Bart C. Shuldman, TransAct Technologies' former chief executive who led the company for 27 years, delivered an open letter to the board and to shareholders on Thursday outlining his concerns about the company’s trajectory since his departure in April 2023. Shuldman, who still holds roughly 93,500 shares, criticized TransAct’s strategic emphasis and recent results.
In the letter, Shuldman called attention to the company’s stock performance, noting the share price has dropped by more than 50% over the last three years. He singled out TransAct’s push into food service software as a strategic misstep, saying the business lacks meaningful competitive advantages in a market populated by established competitors supported by investors including Battery Ventures and Digi/Jolt.
"The Company has not, to my knowledge, meaningfully introduced new products, expanded into new markets, or announced significant new large-scale customer wins," Shuldman wrote.
Rather than continuing to commit substantial resources to software development, Shuldman recommended the company concentrate on its hardware strengths. He specifically cited the BOHA! T2 terminal as a core hardware asset that should be the focal point of the business. He argued TransAct would be better served by forming partnerships with existing software providers instead of trying to compete directly in a crowded software landscape.
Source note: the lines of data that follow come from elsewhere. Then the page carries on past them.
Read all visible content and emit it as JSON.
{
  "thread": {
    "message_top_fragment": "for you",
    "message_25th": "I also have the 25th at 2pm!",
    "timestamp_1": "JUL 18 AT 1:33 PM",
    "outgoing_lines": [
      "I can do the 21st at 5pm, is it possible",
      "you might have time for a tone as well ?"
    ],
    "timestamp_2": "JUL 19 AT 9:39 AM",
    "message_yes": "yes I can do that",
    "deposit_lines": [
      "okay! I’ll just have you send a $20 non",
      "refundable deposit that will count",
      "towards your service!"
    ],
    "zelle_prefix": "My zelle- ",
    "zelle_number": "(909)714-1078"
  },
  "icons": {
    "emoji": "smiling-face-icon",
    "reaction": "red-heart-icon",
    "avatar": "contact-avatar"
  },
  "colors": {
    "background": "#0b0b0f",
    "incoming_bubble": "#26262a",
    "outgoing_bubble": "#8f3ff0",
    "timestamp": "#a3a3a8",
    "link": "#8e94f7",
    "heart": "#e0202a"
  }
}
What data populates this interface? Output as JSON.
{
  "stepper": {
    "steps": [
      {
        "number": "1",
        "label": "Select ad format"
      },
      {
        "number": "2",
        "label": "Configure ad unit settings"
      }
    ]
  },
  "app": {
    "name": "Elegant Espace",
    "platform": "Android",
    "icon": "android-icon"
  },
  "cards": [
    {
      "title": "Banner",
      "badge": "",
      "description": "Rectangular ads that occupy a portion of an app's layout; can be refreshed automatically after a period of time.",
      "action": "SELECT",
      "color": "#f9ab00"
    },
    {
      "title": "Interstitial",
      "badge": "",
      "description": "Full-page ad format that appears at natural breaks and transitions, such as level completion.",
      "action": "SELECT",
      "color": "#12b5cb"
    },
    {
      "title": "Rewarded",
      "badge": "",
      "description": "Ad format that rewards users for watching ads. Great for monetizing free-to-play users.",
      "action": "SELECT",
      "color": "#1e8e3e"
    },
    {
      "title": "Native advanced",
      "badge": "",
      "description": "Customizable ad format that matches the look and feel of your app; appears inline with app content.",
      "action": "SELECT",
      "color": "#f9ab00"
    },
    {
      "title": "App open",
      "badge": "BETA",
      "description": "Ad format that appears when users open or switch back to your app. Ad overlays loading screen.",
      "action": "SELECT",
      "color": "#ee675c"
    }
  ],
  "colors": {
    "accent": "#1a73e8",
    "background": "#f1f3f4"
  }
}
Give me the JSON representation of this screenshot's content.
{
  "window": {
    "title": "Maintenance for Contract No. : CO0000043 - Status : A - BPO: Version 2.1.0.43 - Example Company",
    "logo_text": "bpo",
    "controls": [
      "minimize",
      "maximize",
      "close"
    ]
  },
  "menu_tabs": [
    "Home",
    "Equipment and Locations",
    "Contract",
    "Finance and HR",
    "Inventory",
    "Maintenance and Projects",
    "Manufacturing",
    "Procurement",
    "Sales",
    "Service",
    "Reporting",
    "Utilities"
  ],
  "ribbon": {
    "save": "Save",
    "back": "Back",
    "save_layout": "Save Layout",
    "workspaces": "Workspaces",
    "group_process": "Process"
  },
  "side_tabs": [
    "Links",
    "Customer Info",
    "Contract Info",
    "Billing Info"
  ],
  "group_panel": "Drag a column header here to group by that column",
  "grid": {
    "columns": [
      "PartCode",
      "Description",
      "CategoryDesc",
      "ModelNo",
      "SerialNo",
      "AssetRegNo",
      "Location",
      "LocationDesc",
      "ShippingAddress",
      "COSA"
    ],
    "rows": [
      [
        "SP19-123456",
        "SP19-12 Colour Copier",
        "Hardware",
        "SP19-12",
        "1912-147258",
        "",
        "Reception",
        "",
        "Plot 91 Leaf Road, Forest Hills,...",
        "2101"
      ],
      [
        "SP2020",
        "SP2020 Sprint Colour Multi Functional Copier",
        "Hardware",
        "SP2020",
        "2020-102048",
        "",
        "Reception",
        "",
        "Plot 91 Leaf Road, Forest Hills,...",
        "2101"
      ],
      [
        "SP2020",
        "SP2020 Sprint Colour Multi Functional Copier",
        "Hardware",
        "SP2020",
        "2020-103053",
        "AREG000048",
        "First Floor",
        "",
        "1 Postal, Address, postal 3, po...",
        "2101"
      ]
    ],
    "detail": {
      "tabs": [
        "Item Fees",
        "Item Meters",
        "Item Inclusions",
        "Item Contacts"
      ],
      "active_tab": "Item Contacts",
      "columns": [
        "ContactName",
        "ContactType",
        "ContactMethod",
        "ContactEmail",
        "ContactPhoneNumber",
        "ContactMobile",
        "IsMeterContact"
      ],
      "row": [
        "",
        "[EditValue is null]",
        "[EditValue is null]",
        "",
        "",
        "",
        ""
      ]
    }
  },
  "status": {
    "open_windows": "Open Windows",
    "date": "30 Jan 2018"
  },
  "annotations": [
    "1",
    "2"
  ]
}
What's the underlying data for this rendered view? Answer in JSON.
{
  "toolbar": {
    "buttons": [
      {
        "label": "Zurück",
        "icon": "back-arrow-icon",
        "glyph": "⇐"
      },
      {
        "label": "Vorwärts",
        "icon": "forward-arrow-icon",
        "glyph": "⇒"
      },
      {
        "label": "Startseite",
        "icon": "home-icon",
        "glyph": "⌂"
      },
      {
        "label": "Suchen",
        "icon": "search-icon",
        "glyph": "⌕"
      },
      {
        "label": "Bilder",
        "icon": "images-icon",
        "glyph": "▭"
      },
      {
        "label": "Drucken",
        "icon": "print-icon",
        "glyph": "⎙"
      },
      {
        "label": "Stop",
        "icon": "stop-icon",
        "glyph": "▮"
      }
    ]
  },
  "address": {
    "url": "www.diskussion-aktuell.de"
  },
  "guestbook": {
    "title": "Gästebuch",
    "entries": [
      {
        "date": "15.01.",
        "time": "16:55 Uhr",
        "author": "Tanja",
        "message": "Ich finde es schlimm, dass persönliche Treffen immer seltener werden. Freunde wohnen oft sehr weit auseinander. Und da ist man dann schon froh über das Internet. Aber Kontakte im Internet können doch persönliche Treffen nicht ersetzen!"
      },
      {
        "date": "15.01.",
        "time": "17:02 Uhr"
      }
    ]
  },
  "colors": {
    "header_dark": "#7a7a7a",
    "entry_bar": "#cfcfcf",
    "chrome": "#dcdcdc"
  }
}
Shuldman also referenced strategic work that occurred prior to his exit from the company. He said three investment banks evaluated strategic alternatives and, according to him, indicated that separating the business into two entities might unlock value beyond current share prices. In light of these concerns, he questioned the current composition of the board and suggested the company could benefit from directors with deeper industry experience.
Shuldman emphasized that his criticisms stem from three years of observation as a shareholder and are not related to the circumstances of his departure. The open letter frames his views as shareholder-driven critiques of strategy and governance rather than personal grievances.
The letter presents a clear push for reorientation - a closer alignment with TransAct’s hardware capabilities, potential corporate restructuring, and changes in board expertise - while flagging the company’s recent stock weakness and what he portrays as underwhelming commercial progress.